Ma poi si è scoperto che questa Near Intelligence è recentemente fallita, travolta da scandali su frodi interne, quindi diciamo che non è poi troppo affidabile. E tuttavia Musk si è appeso a questo filo di ragno per polemizzare con Trump: se sapeva qualcosa perché non lo ha detto prima o addirittura perché ha accettato di far parte dell’amministrazione, sia pure pro tempore? Forse allora la questione è un altra, sebbene collaterale al caso Epstein. Secondo Wikileaks, il motivo reale del contendere consiste nella decisione di Trump di rafforzare la sua alleanza con Palantir, il gigante della tecnologia di sorveglianza legato a Israele e alla Cia, il quale sta costruendo un database di cittadini statunitensi e occidentali di vasta portata, basato sull’intelligenza artificiale, che incorpora dati su tutto, dall’attività politica, alle opinioni, alle inclinazioni sessuali, al possesso di armi. Questa tendenza al controllo sta suscitando allarme anche, se non soprattutto, all’interno del movimento pro-Trump “America First” dove ci si sta chiedendo se la creazione di un database controllato da Cia/Mossad… non sia proprio l’apice di quello stato profondo che si voleva combattere. Dunque, saremmo di fronte a una vera e propria battaglia politica e non a caso Musk sta pensando di creare un proprio partito raccogliendo il forte disagio che il via libera a Palantir sta suscitando nella base trumpiana.

Come possiamo legare tutto questo agli accenni su Epstein? Quasi ovvio: molte testimonianze raccontano del rapporto tra Epstein e il Mossad, tra cui quella di Ari Ben-Menashe, una ex spia israeliana e consigliori di Robert Maxwell, il magnate inglese della stampa, secondo cui il finanziere conduceva una complessa operazione di intelligence per conto dei servizi di Tel Aviv. quale missione? Quella di compromettere le élite occidentali attraverso incontri pedofili, in maniera da poterle ricattare. Anche senza voler dar credito a questo personaggio ci sono altre piste, per esempio i 36 incontri fra Epstein ed Ehud Barak, primo ministro israeliano dal 1999 al 2001 e successivamente ministro della difesa legato a doppio filo all’operazione “piombo fuso” contro Gaza, svoltasi tra il dicembre del 2007 e il gennaio del 2009. Oppure si potrebbe ricordare il caso Acosta, un procuratore della Florida e poi ministro della giustizia nella prima amministrazione Trump, che aveva attenzionato Epstein e i suoi giri, ma che venne dissuaso dal proseguire perché si trattava di andare contro a poteri troppo forti.

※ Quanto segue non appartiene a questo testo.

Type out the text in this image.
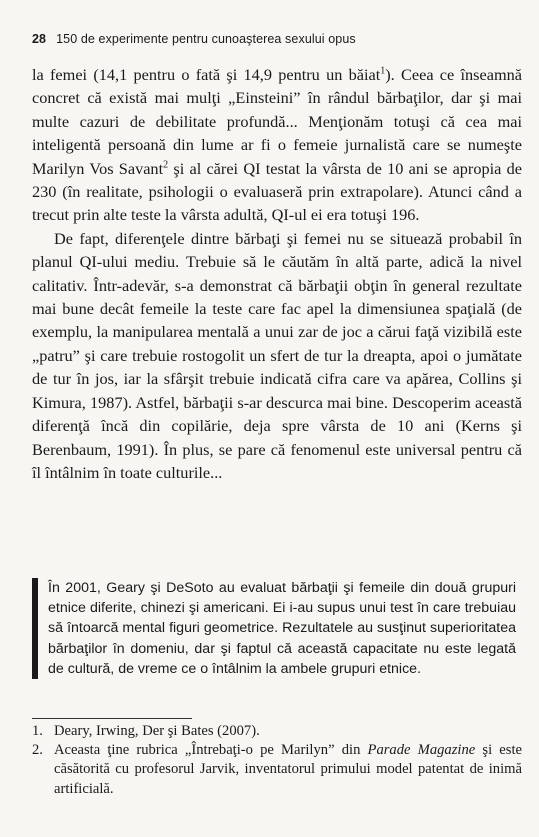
28 150 de experimente pentru cunoaşterea sexului opus

la femei (14,1 pentru o fată şi 14,9 pentru un băiat$^1$). Ceea ce înseamnă concret că există mai mulţi „Einsteini” în rândul bărbaţilor, dar şi mai multe cazuri de debilitate profundă... Menţionăm totuşi că cea mai inteligentă persoană din lume ar fi o femeie jurnalistă care se numeşte Marilyn Vos Savant$^2$ şi al cărei QI testat la vârsta de 10 ani se apropia de 230 (în realitate, psihologii o evaluaseră prin extrapolare). Atunci când a trecut prin alte teste la vârsta adultă, QI-ul ei era totuşi 196.

De fapt, diferenţele dintre bărbaţi şi femei nu se situează probabil în planul QI-ului mediu. Trebuie să le căutăm în altă parte, adică la nivel calitativ. Într-adevăr, s-a demonstrat că bărbaţii obţin în general rezultate mai bune decât femeile la teste care fac apel la dimensiunea spaţială (de exemplu, la manipularea mentală a unui zar de joc a cărui faţă vizibilă este „patru” şi care trebuie rostogolit un sfert de tur la dreapta, apoi o jumătate de tur în jos, iar la sfârşit trebuie indicată cifra care va apărea, Collins şi Kimura, 1987). Astfel, bărbaţii s-ar descurca mai bine. Descoperim această diferenţă încă din copilărie, deja spre vârsta de 10 ani (Kerns şi Berenbaum, 1991). În plus, se pare că fenomenul este universal pentru că îl întâlnim în toate culturile...

În 2001, Geary şi DeSoto au evaluat bărbaţii şi femeile din două grupuri etnice diferite, chinezi şi americani. Ei i-au supus unui test în care trebuiau să întoarcă mental figuri geometrice. Rezultatele au susţinut superioritatea bărbaţilor în domeniu, dar şi faptul că această capacitate nu este legată de cultură, de vreme ce o întâlnim la ambele grupuri etnice.

1. Deary, Irwing, Der şi Bates (2007).
2. Aceasta ţine rubrica „Întrebaţi-o pe Marilyn” din Parade Magazine şi este căsătorită cu profesorul Jarvik, inventatorul primului model patentat de inimă artificială.
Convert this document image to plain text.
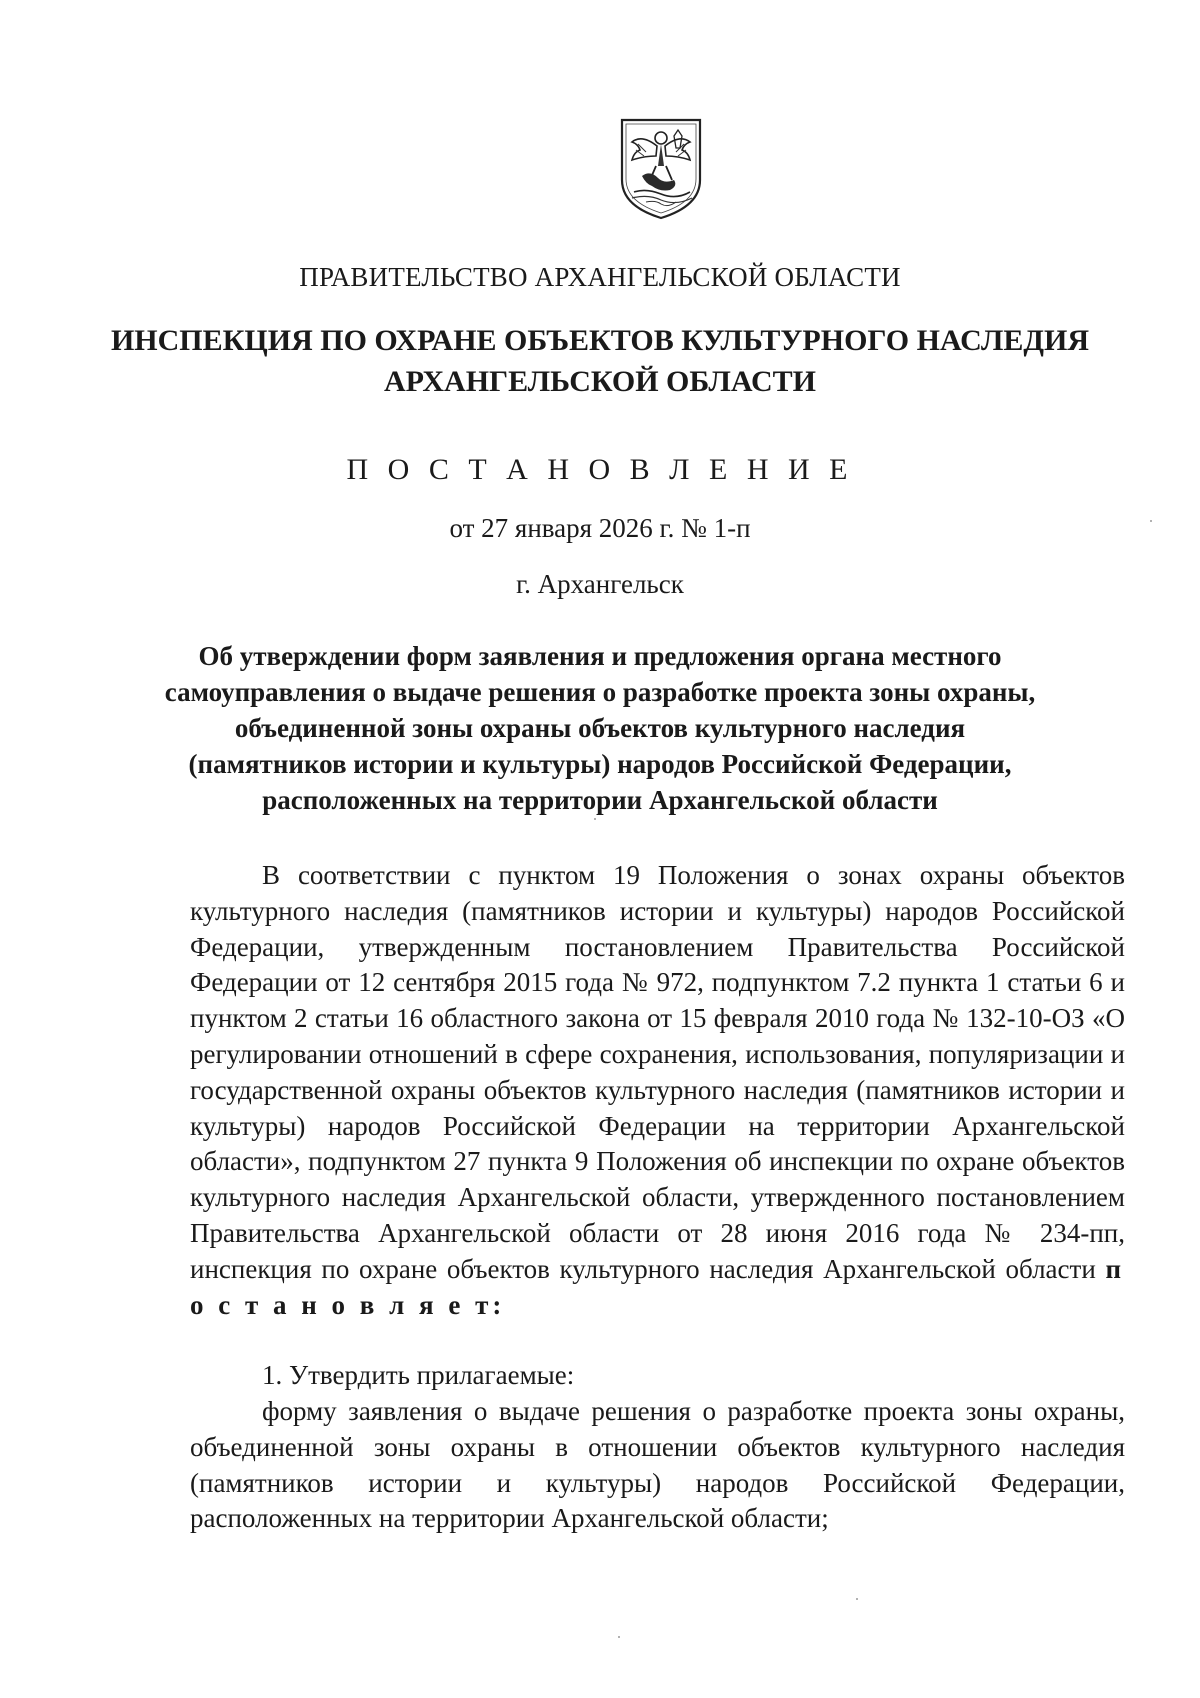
ПРАВИТЕЛЬСТВО АРХАНГЕЛЬСКОЙ ОБЛАСТИ
ИНСПЕКЦИЯ ПО ОХРАНЕ ОБЪЕКТОВ КУЛЬТУРНОГО НАСЛЕДИЯ
АРХАНГЕЛЬСКОЙ ОБЛАСТИ
П О С Т А Н О В Л Е Н И Е
от 27 января 2026 г. № 1-п
г. Архангельск
Об утверждении форм заявления и предложения органа местного
самоуправления о выдаче решения о разработке проекта зоны охраны,
объединенной зоны охраны объектов культурного наследия
(памятников истории и культуры) народов Российской Федерации,
расположенных на территории Архангельской области
В соответствии с пунктом 19 Положения о зонах охраны объектов культурного наследия (памятников истории и культуры) народов Российской Федерации, утвержденным постановлением Правительства Российской Федерации от 12 сентября 2015 года № 972, подпунктом 7.2 пункта 1 статьи 6 и пунктом 2 статьи 16 областного закона от 15 февраля 2010 года № 132-10-ОЗ «О регулировании отношений в сфере сохранения, использования, популяризации и государственной охраны объектов культурного наследия (памятников истории и культуры) народов Российской Федерации на территории Архангельской области», подпунктом 27 пункта 9 Положения об инспекции по охране объектов культурного наследия Архангельской области, утвержденного постановлением Правительства Архангельской области от 28 июня 2016 года № 234-пп, инспекция по охране объектов культурного наследия Архангельской области п о с т а н о в л я е т:
1. Утвердить прилагаемые:
форму заявления о выдаче решения о разработке проекта зоны охраны, объединенной зоны охраны в отношении объектов культурного наследия (памятников истории и культуры) народов Российской Федерации, расположенных на территории Архангельской области;
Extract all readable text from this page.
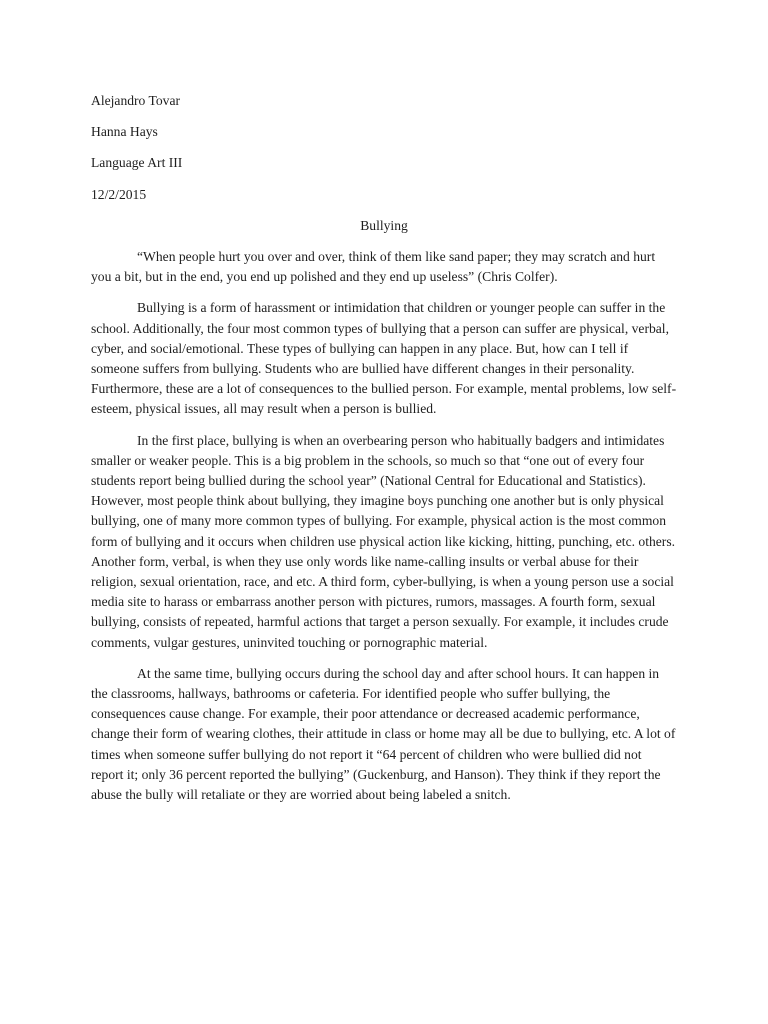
Alejandro Tovar

Hanna Hays

Language Art III

12/2/2015

Bullying

“When people hurt you over and over, think of them like sand paper; they may scratch and hurt you a bit, but in the end, you end up polished and they end up useless” (Chris Colfer).

Bullying is a form of harassment or intimidation that children or younger people can suffer in the school. Additionally, the four most common types of bullying that a person can suffer are physical, verbal, cyber, and social/emotional. These types of bullying can happen in any place. But, how can I tell if someone suffers from bullying. Students who are bullied have different changes in their personality. Furthermore, these are a lot of consequences to the bullied person. For example, mental problems, low self-esteem, physical issues, all may result when a person is bullied.

In the first place, bullying is when an overbearing person who habitually badgers and intimidates smaller or weaker people. This is a big problem in the schools, so much so that “one out of every four students report being bullied during the school year” (National Central for Educational and Statistics). However, most people think about bullying, they imagine boys punching one another but is only physical bullying, one of many more common types of bullying. For example, physical action is the most common form of bullying and it occurs when children use physical action like kicking, hitting, punching, etc. others. Another form, verbal, is when they use only words like name-calling insults or verbal abuse for their religion, sexual orientation, race, and etc. A third form, cyber-bullying, is when a young person use a social media site to harass or embarrass another person with pictures, rumors, massages. A fourth form, sexual bullying, consists of repeated, harmful actions that target a person sexually. For example, it includes crude comments, vulgar gestures, uninvited touching or pornographic material.

At the same time, bullying occurs during the school day and after school hours. It can happen in the classrooms, hallways, bathrooms or cafeteria. For identified people who suffer bullying, the consequences cause change. For example, their poor attendance or decreased academic performance, change their form of wearing clothes, their attitude in class or home may all be due to bullying, etc. A lot of times when someone suffer bullying do not report it “64 percent of children who were bullied did not report it; only 36 percent reported the bullying” (Guckenburg, and Hanson). They think if they report the abuse the bully will retaliate or they are worried about being labeled a snitch.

Ora può anche darsi che la litigata fra Trump e Musk sia una sorta di messa in scena, magari approntata per distogliere l’attenzione dalla catastrofe diplomatica in Ucraina, ma in ogni caso segnala le profonde crepe in cui si sta fratturando l’America. Al di là di questo si può comprendere quale possa essere l’imbarazzo nel prendere posizione contro le stragi di Gaza da parte di una vasta fetta di potenti sotto ricatto.